Principled capitalism based on mutual obligations relies on trust—an essential part of social capital. Trust creates hope and acts as the glue that holds society together. Covey’s emotional bank account describes the amount of trust that has been built in a relationship. Affective-based trust is distinguished from cognitive-based trust. The former is informal and relational and the latter formal and contractual. Both could be measured as obligs within a new mathematics of obligation.

In the proposed mathematics, an oblig is an additive measure on the relation R between the set of possible actions X1, X2, X3 … ., consequent on the obligations of person A to person B. The force of an obligation acts in the field of obligations and is that which is required to change the rate of uniform change of a measured item within an obligation. This unit of obligatory force is named as a carson after the “ecologist and mother of conservation science” (Carson, Citation2011). The measured item is the unit of measurement associated with an obligation. Examples of items include a set of defined events such as a set of specific acts like building a certain number of houses or repairing a number of potholes in a road network or improving a number of biodiversity units bd in a hectare.

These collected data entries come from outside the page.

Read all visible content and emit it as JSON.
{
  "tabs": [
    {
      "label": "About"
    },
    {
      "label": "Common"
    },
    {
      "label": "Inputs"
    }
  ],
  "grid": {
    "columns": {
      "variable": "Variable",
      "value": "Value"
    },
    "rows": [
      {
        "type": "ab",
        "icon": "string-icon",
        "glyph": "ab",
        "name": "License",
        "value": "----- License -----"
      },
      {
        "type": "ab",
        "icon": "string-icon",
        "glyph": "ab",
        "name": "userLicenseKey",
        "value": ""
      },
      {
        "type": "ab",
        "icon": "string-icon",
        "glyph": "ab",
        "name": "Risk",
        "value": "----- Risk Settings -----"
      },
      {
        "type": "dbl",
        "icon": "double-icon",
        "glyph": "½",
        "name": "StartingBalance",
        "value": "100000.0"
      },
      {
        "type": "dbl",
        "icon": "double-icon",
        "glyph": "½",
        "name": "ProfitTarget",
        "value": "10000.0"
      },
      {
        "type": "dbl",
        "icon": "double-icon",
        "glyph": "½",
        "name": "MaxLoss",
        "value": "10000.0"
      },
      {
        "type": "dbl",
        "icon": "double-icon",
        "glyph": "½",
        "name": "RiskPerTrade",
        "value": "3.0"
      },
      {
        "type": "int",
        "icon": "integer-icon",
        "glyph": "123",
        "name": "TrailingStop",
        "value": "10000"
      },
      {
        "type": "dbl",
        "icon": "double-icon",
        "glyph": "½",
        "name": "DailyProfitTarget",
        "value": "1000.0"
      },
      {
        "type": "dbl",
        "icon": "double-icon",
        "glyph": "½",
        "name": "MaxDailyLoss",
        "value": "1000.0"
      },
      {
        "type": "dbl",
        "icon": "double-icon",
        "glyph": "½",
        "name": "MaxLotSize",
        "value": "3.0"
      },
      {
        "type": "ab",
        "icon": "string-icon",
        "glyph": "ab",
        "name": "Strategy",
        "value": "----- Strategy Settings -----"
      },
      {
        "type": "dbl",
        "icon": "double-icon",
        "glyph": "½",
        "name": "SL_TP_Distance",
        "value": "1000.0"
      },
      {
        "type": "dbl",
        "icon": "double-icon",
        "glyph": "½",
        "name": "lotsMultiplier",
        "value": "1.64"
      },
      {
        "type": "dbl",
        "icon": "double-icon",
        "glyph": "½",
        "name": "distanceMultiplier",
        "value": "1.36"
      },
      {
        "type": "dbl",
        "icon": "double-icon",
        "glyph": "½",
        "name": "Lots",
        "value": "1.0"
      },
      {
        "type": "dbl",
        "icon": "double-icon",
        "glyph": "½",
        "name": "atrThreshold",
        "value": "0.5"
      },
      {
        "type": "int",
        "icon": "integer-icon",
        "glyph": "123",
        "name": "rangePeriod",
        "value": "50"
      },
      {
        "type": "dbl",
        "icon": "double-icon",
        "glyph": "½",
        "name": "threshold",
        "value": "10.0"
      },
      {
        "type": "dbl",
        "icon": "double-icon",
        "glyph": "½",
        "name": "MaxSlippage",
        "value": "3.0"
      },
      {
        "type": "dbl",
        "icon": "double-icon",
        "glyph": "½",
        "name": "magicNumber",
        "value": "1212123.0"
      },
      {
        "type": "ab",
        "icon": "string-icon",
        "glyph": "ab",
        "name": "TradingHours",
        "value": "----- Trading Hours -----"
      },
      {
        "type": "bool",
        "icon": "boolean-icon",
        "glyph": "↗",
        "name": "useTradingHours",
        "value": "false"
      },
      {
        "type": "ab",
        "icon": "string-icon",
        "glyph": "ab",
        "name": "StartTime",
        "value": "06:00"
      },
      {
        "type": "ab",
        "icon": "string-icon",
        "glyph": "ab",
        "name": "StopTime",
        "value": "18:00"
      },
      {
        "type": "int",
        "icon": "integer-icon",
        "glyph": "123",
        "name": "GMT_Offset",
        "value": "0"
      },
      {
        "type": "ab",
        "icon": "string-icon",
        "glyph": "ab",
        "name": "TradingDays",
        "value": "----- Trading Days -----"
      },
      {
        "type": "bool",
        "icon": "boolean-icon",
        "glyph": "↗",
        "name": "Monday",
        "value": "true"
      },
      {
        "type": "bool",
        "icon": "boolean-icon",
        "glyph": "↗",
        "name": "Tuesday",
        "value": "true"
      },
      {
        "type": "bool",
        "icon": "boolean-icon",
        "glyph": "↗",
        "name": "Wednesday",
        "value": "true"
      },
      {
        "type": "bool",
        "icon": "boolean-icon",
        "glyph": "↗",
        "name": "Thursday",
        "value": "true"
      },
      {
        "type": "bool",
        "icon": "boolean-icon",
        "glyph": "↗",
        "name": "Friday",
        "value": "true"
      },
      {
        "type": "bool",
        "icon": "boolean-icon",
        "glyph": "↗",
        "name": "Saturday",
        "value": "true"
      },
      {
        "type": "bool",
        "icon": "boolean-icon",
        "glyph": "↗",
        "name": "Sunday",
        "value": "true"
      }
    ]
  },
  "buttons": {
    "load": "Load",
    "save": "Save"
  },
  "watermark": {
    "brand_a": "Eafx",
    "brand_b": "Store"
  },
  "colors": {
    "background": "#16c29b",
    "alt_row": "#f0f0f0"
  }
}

Four examples of the potential use of obligs have been described. The first two concern informal exchanges of obligations between individuals—included not to suggest they should be used in everyday life, rather simply to illustrate the processes involved. The second two concern a formal use of obligs that could be included in company and public accounts to motivate an increase in biodiversity and to clarify the progress of the UK governments promised 10-point plan for a Green Industrial Revolution by 2032. Finally, I have speculated that future research could focus on attempts to use the “Italian Flag” method of assessing uncertain evidence in a voting process.

Declaration Statement

The author has no competing interests to declare and no relevant financial or non-financial interests to disclose.

Disclosure statement

No potential conflict of interest was reported by the authors.